Und Harumi gehorchte fast unwillkürlich, wandte sich überrascht wieder zu ihm um. 
Da grinste Yuma plötzlich wieder raubtierhaft. „Wenn ich gewinne, lässt du mich dein Blut trinken. Was sagst du?“ Mit zwei großen Schritten stand er vor ihr. 
Harumi schluckte, doch dann nickte sie aus einer Eingebung heraus. Wenn er den Reiz eines Wettkampfes will … „Einverstanden“, willigte sie ein. „Aber nicht alles“, präzisierte sie dann vorsichtshalber, was Yuma wiederum grinsend abnickte. „Und was ist, wenn ich gewinne?“, wollte Harumi dann neugierig wissen und verschränkte die Arme vor der Brust, während sie ihn kampfeslustig anfunkelte. 
Yuma lachte erneut. „Schaff’ das erstmal“, erwiderte er amüsiert. 
Harumi biss die Zähne aufeinander. „Das werde ich!“, erklärte sie mit fester Stimme, doch dann fiel ihr noch etwas anderes ein. Ob er als Vampir auch übernatürliche Kräfte hat? Unmenschliche Schnelligkeit oder so? Sie traute sich nicht, nachzufragen, denn eigentlich glaubte sie immer noch nicht so wirklich an diesen Humbug … Und sie wollte sich nicht zum Affen machen, sollte er sie doch nur auf den Arm nehmen. 
Da muss ich jetzt eben durch, sagte sie sich und betrat zusammen mit Yuma den Sportplatz, ging wieder auf „ihre“ Seite des Netzes und deutete dann kurz mit dem Schläger die Grenzen des Spielfeldes an. „Die Regeln kennst du, oder?“
„Klar“, erwiderte er und drehte den Schläger in der Hand hin und her. 
„Wir spielen dreißig Minuten“, bestimmte Harumi und stellte besagte Zeit mithilfe ihrer digitalen Armbanduhr ein, dann machte sie sich nun zum Aufschlag bereit, atmete noch einmal tief durch. Na, da hab’ ich mir ja was eingebrockt.
Die ersten Sekunden, nachdem Harumi das Spiel begonnen hatte, genügten bereits, um ihr klarzumachen, was für eine unheimliche Kraft Yuma innewohnte. Die Wucht seiner Schläge war so gewaltig, dass Harumi tatsächlich Probleme damit hatte, den Ball ordentlich wieder zurückzuspielen, ganz zu schweigen davon, dass selbst seine ganz normal gespielten Bälle durchaus die Kraft und die Beschleunigung eines Smashs hatten. 

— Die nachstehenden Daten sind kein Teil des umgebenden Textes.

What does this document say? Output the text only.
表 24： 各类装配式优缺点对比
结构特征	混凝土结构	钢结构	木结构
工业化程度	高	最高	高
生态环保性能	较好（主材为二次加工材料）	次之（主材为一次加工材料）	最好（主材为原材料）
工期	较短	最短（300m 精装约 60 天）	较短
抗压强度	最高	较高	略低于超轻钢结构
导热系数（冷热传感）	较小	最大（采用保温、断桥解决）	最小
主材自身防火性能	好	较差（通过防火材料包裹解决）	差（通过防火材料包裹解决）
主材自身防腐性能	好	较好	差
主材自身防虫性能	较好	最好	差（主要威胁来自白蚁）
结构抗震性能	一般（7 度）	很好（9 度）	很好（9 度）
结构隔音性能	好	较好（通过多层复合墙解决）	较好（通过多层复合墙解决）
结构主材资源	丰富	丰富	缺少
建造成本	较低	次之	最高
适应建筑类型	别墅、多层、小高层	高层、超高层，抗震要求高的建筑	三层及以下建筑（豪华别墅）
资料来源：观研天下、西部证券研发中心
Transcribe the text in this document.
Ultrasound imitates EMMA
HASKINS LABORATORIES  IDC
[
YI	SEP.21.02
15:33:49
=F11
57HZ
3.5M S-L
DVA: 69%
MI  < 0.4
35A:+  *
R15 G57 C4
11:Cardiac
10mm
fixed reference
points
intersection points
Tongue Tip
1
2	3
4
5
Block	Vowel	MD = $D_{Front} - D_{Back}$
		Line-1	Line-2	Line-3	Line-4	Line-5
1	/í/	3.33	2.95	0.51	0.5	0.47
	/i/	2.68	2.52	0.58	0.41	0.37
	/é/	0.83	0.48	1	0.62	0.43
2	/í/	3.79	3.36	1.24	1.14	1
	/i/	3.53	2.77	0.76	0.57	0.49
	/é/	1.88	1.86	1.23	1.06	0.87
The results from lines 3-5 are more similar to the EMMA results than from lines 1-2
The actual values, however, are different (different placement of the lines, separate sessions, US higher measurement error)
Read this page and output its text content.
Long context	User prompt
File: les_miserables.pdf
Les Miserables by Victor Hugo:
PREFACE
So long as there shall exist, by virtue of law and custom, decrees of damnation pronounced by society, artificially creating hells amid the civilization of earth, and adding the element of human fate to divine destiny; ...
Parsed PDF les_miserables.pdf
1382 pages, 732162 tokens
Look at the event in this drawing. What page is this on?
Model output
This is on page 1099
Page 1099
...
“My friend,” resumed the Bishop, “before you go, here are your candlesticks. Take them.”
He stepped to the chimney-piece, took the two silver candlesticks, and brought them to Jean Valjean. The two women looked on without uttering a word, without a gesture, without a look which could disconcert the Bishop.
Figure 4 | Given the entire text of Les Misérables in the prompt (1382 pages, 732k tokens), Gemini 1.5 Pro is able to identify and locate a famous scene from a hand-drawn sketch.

„Hey, ist dir eigentlich klar, dass wir hier Badminton spielen und nicht Golf oder sowas?“, wollte sie schließlich amüsiert wissen und hob den Ball auf. 
„Etwas in der Art habe ich mir schon gedacht“, scherzte Yuma, als er den Ball entgegennahm. 

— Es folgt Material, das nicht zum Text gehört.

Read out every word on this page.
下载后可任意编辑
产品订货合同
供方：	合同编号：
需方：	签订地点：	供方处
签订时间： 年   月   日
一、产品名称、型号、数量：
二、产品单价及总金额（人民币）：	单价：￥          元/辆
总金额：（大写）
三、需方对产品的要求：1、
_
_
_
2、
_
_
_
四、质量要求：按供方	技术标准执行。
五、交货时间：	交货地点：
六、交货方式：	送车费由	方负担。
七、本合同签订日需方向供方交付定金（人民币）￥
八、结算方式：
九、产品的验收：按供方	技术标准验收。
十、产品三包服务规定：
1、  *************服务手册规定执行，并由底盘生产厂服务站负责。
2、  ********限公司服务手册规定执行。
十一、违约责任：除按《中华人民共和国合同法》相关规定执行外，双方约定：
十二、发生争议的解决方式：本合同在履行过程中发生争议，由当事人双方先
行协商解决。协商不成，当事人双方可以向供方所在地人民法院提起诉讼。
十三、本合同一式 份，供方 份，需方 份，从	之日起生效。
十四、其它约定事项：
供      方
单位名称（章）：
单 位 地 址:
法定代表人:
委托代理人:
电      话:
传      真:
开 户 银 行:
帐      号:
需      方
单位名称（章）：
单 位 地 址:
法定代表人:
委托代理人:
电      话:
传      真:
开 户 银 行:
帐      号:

„Und es ist windstill“, erinnerte Harumi ihn spaßeshalber. „Du spielst, als müsstest du einem Orkan trotzen.“ Sie lachte und ging dann auf ihren Platz zurück. 
Yuma erwiderte ihr Lachen lediglich mit einem amüsierten Grinsen. 

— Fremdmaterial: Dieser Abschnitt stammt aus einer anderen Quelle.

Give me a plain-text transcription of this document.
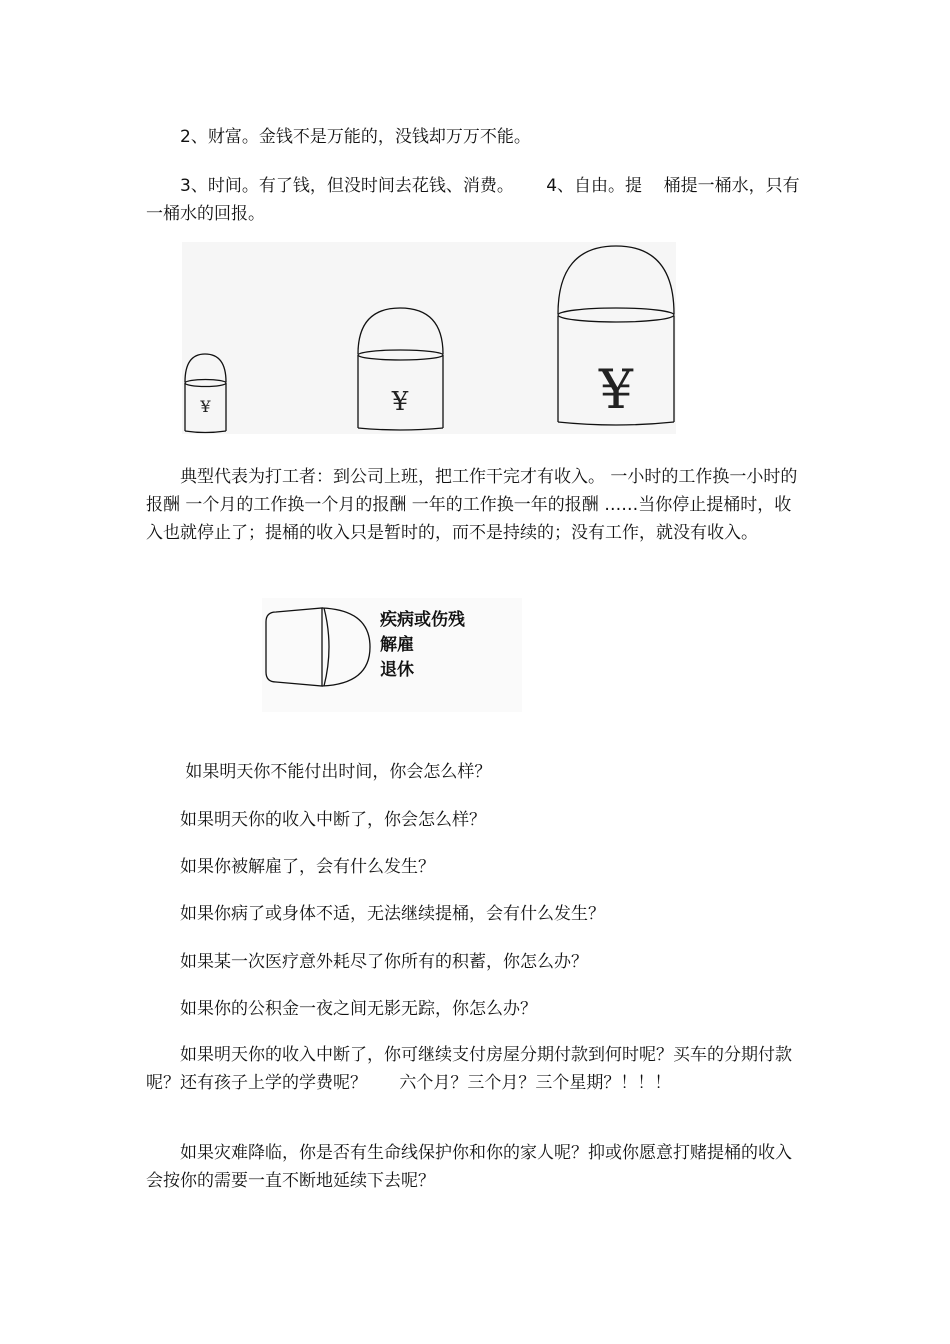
2、财富。金钱不是万能的，没钱却万万不能。

3、时间。有了钱，但没时间去花钱、消费。      4、自由。提    桶提一桶水，只有一桶水的回报。

¥	¥	¥

典型代表为打工者：到公司上班，把工作干完才有收入。 一小时的工作换一小时的报酬 一个月的工作换一个月的报酬 一年的工作换一年的报酬 ……当你停止提桶时，收入也就停止了；提桶的收入只是暂时的，而不是持续的；没有工作，就没有收入。

疾病或伤残
解雇
退休

如果明天你不能付出时间，你会怎么样？

如果明天你的收入中断了，你会怎么样？

如果你被解雇了，会有什么发生？

如果你病了或身体不适，无法继续提桶，会有什么发生？

如果某一次医疗意外耗尽了你所有的积蓄，你怎么办？

如果你的公积金一夜之间无影无踪，你怎么办？

如果明天你的收入中断了，你可继续支付房屋分期付款到何时呢？买车的分期付款呢？还有孩子上学的学费呢？      六个月？三个月？三个星期？！！！

如果灾难降临，你是否有生命线保护你和你的家人呢？抑或你愿意打赌提桶的收入会按你的需要一直不断地延续下去呢？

Der einzige Vorteil, der sich für Harumi aus Yumas sehr eigener Spielweise ergab, war dass Yuma den Ball schnell und mit besonders viel Nachdruck auch über die Linie des Spielfeldes hinausspielte und somit einen Haufen Punkte verschenkte. Obwohl er die Regeln offenbar kannte war er doch ein ziemlicher Grobmotoriker, und das war irgendwie unterhaltsam. 
Und er fluchte eine Menge, wann immer etwas nicht so lief, wie er es plante. 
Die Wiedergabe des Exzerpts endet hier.